Poop-Splosion
My parents and I took the kids on an adventure to the BX today. I say adventure because anytime you venture out of the house with small children you have to look at it from the adventurer’s point of view or you’ve lost before you’ve started.
The first five minutes in the store went well. Then Maggie woke up and began to cry. As soon as I picked her up, I found out why. She had a serious poop-splosion and it had shot all the way up her backside turning her outfit a lovely mustard color. I hadn’t thought to restock the diaper bag since yesterday’s adventures, and I didn’t have a spare outfit on me. We very quickly perused the baby section for something suitable to change her into, then my mom handed me a twenty and I dashed to the register and bought the little, yellow sleeper we chose. I then ran to the restroom and began to change her.
I quickly discovered that I had no baby wipes on me either (you’d think I was one of those amateur first time mommies), so I used wet paper towels to clean my daughter. She is, of course, screaming the entire time at the indignity of being naked and cold in a ladies restroom of questionable sanitation. Meanwhile, we are attracting quite a bit of attention from the over sixty crowd. Every granny in the restroom had to peer adoringly at my screaming infant and then look at me questioning my competency as a parent (and seeing as how I forgot both a spare outfit and wipes it was a pretty legitimate concern). I am acting as calm and collected as I can feign under ths kind of scrutiny.
Finally, she is de-pooped and I just need to rip the tags off the little sleeper, unsnap the snaps, and wedge my failing baby inside of it. This sounds really easy, doesn’t it? Well, those snaps are the industrial type. They don’t just unhook easily. It is very definitely a two handed job. So while the grannies all stare, I juggle the baby and the sleeper with the super glued snaps. I’m sure I was quite amusing. They probably thought I was one of those wackos who steals a baby from it’s pram, then changes her clothes and hair color in the restroom and disappears into the crowd.

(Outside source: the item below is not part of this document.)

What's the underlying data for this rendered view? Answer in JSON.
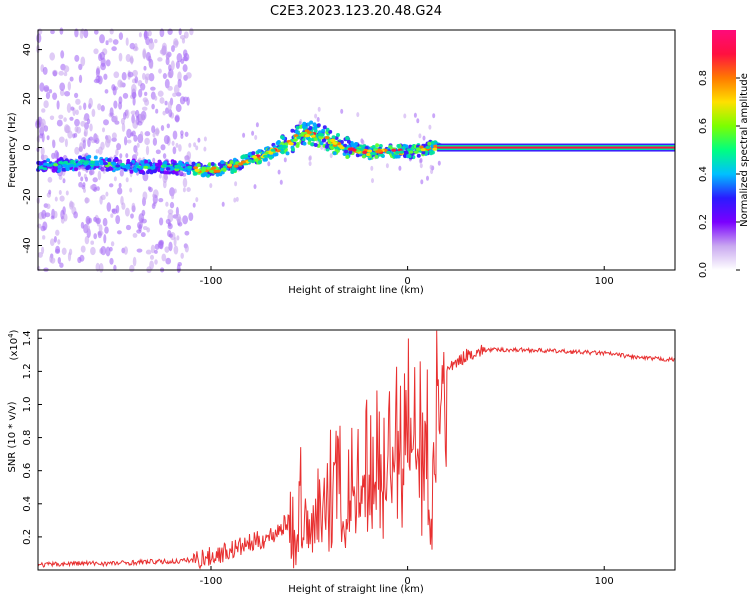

Then this saint of a woman enters the restroom, sees me struggling and offers to help me unsnap the blasted sleeper and dress my squalling baby.
With a little assistance, Maggie was clothed in a matter of seconds. The other grannies busied themselves washing their hands and adjusting their graying hair. I’m sure they were secretly staring at me out of the corner of their eyes to see if I would drop her on the way out. Which I did not, thank you very much.
I return to the BX and find my family. We shop for a few more minutes then my son fixates on a Buzz Lightyear toy that is far too advanced for a two year old. Being the typical two year old that he is, and since it is an hour past naptime, he has a total meltdown. There is no reasoning with him when he is like that. He carries on for about ten minutes before we decide to get the heck out of dodge. As soon as we hit the checkout isle he calmed down. There was CANDY in the isle. He hands me a pack of Starbursts quite placidly for someone who looks so tear streaked. I ask him if he is ready to be calm now. He is. So I tell him to go ask grandma if he can have the treat. Since he is expressing his want with composure instead of screaming with his head spinning around Exorcist-fashion, he gets the treat.
My parents decide to check out the Commissary on their own while I took the kids home for a nap.
I got Jonas in bed and sat on the couch with Maggie on my lap. Suddenly, she makes an extremely forceful and loud poop. She still has the newborn startle reflex so her little arms fling out to the side and her eyes open wide. She looks up at me in absolute shock. And I busted up laughing at her.